Empirical Comparison and Model Ranking Dynamics
A key investigation assesses how model rankings fluctuate as the scope of benchmark datasets increases. The authors demonstrate that conclusions drawn from limited evaluation corpora are highly unstable, evidenced by dramatic oscillations in model ranking under subsampling.
Figure 4: Rank of different models as the number of evaluation datasets increases, revealing instability in model ranking for small sample sizes.
On the fully sampled corpus, TabPFN achieves the best average performance, but GBDTs and NNs are each optimal on a sizable fraction of cases (31.6% GBDT, 33.9% NN, 34.5% TabPFN on the TabPFN-capable subset), affirming the continued absence of a dominant winner across paradigms.

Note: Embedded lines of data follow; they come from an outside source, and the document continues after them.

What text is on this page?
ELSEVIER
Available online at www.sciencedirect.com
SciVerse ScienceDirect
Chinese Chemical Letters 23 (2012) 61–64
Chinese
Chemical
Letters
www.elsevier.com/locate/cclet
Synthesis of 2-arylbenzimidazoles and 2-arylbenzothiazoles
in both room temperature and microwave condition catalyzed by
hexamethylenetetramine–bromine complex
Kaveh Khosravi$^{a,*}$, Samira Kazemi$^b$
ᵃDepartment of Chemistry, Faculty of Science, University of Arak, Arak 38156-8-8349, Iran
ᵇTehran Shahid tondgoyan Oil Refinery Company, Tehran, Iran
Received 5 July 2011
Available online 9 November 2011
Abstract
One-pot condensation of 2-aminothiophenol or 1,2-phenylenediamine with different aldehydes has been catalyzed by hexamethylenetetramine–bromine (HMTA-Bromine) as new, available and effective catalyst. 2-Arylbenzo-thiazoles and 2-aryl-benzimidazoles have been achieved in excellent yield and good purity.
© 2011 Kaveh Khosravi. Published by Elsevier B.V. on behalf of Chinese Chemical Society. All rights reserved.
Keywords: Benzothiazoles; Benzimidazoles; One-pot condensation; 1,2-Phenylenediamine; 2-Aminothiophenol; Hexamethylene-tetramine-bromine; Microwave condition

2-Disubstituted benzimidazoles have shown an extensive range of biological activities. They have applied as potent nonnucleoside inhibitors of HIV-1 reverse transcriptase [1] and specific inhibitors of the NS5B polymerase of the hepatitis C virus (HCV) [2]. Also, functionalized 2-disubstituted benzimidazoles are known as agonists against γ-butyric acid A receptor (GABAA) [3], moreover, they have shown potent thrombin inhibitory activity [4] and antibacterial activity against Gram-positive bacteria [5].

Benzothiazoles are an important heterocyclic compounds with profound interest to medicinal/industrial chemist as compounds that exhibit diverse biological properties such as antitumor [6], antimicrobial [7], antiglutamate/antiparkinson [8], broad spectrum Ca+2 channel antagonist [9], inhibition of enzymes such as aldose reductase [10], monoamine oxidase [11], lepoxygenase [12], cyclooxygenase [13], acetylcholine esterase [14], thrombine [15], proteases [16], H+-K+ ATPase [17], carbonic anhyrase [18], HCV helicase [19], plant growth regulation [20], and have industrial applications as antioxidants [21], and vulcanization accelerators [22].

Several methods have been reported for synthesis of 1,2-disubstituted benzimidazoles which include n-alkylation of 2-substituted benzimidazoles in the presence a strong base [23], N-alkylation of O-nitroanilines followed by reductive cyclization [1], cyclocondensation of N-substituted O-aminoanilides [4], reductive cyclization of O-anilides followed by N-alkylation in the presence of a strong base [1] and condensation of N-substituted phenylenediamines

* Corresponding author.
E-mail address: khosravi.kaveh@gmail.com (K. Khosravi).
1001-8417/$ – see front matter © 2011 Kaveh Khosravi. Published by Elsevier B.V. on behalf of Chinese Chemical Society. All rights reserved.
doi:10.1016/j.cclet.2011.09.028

Critical to the study is a decoupled meta-feature analysis—examining dataset characteristics one at a time, rather than as composite metrics. Categories analyzed include sample size, feature dimensionality, categorical value ratio, missingness, skewness, and kurtosis of features and targets.
NNs achieve superior performance in high-sample-size, high-categorical-ratio regimes, benefiting from richer embedding spaces and the flexibility of deep representation learning.
GBDTs, by contrast, display resilience to distributional skewness and heavy tails due to their ordinal split functions, excelling in datasets with pronounced irregularity.
TabPFN dominates on low-sample, low row-to-column scenarios with regular target distributions, leveraging in-context prior capabilities but exhibiting sensitivity to target distribution irregularity.
Figure 5: Distribution of performance gaps between different model pairs across varying metafeatures, showing the relationship between meta-properties and model efficacy.
Further pairwise breakdowns detail specific win/loss regions for each model category.
Figure 6: Performance gap distribution between NNs and GBDT across distinct meta-features, illustrating statistical conditions favoring each paradigm.
Figure 7: Performance gap distribution between TabPFN and NN.
Figure 8: Performance gap distribution between TabPFN and GBDT.
Implications and Future Directions
The findings have several implications for theory and practice:
- No single paradigm dominates: Large-scale, unbiased benchmarks are required to draw robust conclusions regarding model selection for tabular prediction.
- Meta-feature-driven guidance: Practitioners can leverage dataset characteristics—sample size, categorical ratio, distributional statistics—to guide algorithm selection dynamically rather than defaulting to entrenched model choices.
- Benchmarking methodology: Comprehensive meta-annotation (facilitated by LLMs) and deduplication are necessary for mitigating bias and enabling meaningful comparison.
- TFMs' practical scope: While tabular foundation models like TabPFN show compelling results on small/medium regular datasets, their applicability on larger/irregular scenarios remains constrained, motivating further research into scaling and architectural generalization.
- Toward reproducible and generalizable tabular ML: OmniTabBench, with its scale and annotation, can serve as a canonical benchmarking resource, fostering standardized evaluation and method development in the community.
Potential directions for advancing tabular modeling include transformer-based architectures with extended context capacity, meta-learning mechanisms sensitive to dataset diagnostics, and systematic methods for synthesizing or augmenting minority domains in underrepresented industries or sample regimes.
Conclusion
OmniTabBench establishes a new empirical frontier for tabular data research, offering unparalleled dataset scale, diversity, industry annotation, and meta-feature transparency. Empirical results reassert the context-dependent nature of model superiority, providing actionable insights into when specific learning paradigms are preferred. The resource sets a new standard for future benchmarking in tabular ML and is poised to catalyze further innovation and reproducibility in the field.